House Bill 4,013 would prevent Oregon rules on total hours a minor may work from being less protective than the Federal Fair Labor Standards Act as of Jan. 1, 2026; sponsors framed it as preserving current protections while allowing rulemaking that increases protections, but some senators said the measure is political and premature.

The Senate Committee on Labor and Business took testimony Feb. 16 on House Bill 4,013, a measure sponsored by Representative Dacia Graber that would establish a floor for Oregon's child labor protections: Oregon rules on total hours a minor may work could not be less restrictive than the Federal Fair Labor Standards Act (FLSA) as in effect on Jan. 1, 2026, and the Bureau of Labor and Industries (BOLI) would be permitted to adopt rules to conform to federal changes that increase protections.

Graber said the bill is intended to preserve protective standards in Oregon and allow the state to align with federal improvements: "If this bill passes, nothing about Oregon's regulatory environment changes for employers. This will simply freeze the lower boundary of these protections to where they are right now," she said. She noted the national landscape shows some states relaxing child-labor protections and said Oregon should guard against rollbacks.

Committee members probed the bill's text and practical effect. Vice Chair Hayden and Senator Dreisen asked whether the bill precludes BOLI from adopting rules that would be less protective or otherwise change hour limits without legislative input. Josh Nalaspian of BOLI explained the committee-intended reading: the bill creates "a hard floor with an adjustable ceiling" — BOLI cannot adopt rules that make Oregon less protective than the 01/01/2026 FLSA baseline, but it could adopt rules that are more protective should federal changes increase protections. Nalaspian said lines in the bill limit BOLI regarding "total hours" and that the text allows adoption of rules to conform to federal increases in protection.

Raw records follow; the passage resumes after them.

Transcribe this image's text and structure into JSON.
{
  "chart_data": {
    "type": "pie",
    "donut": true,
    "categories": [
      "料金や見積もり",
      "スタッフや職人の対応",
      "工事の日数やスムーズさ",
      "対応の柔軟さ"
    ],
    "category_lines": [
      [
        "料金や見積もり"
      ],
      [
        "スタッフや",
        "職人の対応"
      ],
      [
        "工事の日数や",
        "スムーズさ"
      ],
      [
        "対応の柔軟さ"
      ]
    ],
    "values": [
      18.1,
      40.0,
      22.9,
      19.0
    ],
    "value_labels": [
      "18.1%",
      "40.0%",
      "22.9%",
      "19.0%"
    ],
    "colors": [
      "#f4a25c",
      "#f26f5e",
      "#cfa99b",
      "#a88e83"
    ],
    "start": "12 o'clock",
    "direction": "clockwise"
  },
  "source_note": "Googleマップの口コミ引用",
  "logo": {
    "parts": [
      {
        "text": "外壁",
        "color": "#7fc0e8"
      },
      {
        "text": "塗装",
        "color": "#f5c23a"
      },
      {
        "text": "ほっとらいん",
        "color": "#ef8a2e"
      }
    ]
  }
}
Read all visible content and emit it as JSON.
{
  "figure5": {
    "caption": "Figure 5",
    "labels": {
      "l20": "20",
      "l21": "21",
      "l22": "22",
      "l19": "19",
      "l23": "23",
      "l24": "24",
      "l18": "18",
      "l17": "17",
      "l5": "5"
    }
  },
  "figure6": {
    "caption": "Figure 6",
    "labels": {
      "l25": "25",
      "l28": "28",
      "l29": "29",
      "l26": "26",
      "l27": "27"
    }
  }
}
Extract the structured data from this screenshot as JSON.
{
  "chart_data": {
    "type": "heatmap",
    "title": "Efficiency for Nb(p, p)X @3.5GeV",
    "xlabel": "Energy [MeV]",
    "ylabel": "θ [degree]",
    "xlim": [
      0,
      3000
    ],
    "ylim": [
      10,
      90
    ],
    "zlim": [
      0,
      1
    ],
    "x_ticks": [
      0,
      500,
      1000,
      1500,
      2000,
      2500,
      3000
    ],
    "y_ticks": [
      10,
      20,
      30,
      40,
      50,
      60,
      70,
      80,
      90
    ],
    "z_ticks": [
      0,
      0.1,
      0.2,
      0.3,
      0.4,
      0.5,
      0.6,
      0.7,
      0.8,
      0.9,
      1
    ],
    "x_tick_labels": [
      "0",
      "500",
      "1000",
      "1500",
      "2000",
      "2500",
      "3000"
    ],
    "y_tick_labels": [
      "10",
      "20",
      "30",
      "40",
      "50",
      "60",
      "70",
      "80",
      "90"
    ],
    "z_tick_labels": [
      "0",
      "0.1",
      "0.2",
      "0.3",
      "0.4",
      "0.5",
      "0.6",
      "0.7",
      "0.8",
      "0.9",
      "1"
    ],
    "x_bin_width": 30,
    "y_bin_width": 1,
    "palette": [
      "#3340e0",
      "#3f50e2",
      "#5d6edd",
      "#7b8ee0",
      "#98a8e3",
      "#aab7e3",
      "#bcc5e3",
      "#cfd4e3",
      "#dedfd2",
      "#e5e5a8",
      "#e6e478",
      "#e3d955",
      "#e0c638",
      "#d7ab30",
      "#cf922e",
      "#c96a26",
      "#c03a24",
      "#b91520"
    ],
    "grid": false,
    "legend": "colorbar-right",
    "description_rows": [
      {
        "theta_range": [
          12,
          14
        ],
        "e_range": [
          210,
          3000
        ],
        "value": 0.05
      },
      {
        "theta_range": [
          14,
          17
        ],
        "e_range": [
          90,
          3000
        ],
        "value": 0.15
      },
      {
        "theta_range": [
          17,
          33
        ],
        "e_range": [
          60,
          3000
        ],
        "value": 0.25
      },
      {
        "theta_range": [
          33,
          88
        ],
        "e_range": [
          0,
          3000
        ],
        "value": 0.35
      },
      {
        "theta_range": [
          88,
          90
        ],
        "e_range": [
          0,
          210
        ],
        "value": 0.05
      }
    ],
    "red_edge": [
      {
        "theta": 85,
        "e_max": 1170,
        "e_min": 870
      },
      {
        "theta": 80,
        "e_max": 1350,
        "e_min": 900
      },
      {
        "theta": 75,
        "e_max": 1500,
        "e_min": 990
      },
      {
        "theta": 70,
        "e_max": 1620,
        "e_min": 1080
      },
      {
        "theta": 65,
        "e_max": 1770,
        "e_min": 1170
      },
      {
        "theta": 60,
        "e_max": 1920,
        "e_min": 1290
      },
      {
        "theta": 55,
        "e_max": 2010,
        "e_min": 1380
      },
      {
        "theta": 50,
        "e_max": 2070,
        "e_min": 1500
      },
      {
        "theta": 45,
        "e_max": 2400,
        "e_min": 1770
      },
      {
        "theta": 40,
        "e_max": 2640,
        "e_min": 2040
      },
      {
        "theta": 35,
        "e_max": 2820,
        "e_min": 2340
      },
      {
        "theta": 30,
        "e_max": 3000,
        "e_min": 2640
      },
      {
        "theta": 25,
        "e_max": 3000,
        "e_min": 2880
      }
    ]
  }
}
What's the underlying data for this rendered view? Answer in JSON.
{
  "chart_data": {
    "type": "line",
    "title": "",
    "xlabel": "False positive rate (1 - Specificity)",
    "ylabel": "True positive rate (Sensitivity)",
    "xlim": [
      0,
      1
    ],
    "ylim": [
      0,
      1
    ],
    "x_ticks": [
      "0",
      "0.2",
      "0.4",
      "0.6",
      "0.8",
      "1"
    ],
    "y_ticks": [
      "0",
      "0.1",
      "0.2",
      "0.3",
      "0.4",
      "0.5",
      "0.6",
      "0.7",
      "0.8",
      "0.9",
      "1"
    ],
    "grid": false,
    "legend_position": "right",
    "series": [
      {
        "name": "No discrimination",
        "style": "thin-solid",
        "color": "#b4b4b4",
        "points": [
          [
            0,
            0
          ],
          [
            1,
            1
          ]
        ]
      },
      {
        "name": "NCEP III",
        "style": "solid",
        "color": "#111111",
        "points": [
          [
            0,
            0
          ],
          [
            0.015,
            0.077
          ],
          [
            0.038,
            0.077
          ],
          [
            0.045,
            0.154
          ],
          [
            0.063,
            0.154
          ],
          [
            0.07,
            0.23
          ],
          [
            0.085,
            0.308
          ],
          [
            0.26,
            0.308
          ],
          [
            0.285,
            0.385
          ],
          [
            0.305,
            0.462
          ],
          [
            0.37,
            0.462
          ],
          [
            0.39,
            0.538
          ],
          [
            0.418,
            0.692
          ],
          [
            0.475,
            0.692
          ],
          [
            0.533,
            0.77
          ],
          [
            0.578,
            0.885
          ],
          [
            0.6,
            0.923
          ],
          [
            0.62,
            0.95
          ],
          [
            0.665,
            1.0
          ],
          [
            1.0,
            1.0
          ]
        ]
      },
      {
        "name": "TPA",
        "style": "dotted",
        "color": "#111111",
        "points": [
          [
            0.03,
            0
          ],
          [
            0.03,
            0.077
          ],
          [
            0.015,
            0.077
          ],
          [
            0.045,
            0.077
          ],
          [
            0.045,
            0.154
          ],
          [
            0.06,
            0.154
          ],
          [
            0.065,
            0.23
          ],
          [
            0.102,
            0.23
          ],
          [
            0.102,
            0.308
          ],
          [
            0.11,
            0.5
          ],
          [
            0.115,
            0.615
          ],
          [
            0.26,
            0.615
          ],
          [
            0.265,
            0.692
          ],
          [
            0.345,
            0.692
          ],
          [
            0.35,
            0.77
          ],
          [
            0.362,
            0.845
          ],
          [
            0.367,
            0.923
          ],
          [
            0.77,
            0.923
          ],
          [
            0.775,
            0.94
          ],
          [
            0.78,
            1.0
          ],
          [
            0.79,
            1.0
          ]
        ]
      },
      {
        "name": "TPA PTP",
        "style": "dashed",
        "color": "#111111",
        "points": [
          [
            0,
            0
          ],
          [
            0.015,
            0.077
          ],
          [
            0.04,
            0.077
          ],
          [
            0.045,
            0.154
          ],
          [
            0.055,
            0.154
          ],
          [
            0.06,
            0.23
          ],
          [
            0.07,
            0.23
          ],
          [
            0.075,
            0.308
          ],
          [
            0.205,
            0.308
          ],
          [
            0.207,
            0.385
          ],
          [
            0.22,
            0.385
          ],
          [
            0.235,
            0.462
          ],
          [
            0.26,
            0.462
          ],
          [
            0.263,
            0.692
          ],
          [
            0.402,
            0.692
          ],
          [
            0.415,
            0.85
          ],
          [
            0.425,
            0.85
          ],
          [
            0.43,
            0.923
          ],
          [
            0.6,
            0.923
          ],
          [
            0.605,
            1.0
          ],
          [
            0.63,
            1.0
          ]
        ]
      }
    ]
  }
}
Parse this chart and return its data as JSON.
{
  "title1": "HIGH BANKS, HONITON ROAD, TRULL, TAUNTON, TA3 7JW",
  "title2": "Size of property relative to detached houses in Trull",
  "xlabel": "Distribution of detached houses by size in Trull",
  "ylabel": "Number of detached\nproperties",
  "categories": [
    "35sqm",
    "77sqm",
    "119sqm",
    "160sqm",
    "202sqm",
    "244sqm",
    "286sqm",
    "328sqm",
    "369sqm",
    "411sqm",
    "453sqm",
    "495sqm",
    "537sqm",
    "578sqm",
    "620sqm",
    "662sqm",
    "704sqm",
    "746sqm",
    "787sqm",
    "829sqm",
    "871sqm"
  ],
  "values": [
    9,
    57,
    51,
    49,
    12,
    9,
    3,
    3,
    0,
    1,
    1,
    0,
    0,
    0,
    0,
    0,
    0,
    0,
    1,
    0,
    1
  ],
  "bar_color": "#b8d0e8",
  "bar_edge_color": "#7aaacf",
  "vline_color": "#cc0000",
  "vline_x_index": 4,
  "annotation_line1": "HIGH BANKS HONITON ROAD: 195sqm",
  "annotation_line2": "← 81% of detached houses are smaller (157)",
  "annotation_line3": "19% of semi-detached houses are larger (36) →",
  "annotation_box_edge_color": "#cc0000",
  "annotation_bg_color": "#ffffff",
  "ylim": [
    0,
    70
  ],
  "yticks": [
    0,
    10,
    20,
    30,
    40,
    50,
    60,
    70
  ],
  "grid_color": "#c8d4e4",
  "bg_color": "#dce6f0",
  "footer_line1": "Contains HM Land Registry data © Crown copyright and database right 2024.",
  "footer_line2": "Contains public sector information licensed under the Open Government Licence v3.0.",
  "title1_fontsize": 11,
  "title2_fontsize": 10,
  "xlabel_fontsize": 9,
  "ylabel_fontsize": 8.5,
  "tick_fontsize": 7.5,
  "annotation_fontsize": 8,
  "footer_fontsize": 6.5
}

Not all members agreed on the political framing and timing. Senator Dreisen criticized spending session time on a preemptive measure aimed at hypothetical federal action, calling it politically motivated and worrying about diverting attention from immediate state problems. Concerns were also raised about how the bill would treat agricultural exemptions for 14–15-year-old workers; BOLI staff agreed to provide precise legal answers at the Wednesday work session.

Paloma Sparks of Oregon Business and Industry testified in support, saying employers want consistency and that the bill captures a point in time for alignment with federal law. Whitney (committee staff) reminded members the bill came over from the House with a 36–22–2 vote. The committee closed the public hearing and scheduled HB 4,013 for a work session Wednesday; no committee vote occurred on Feb. 16.

The bill's next step is the committee's work session, where members requested additional technical clarification from BOLI on how the bill would operate in specific hour- and industry-exemption contexts.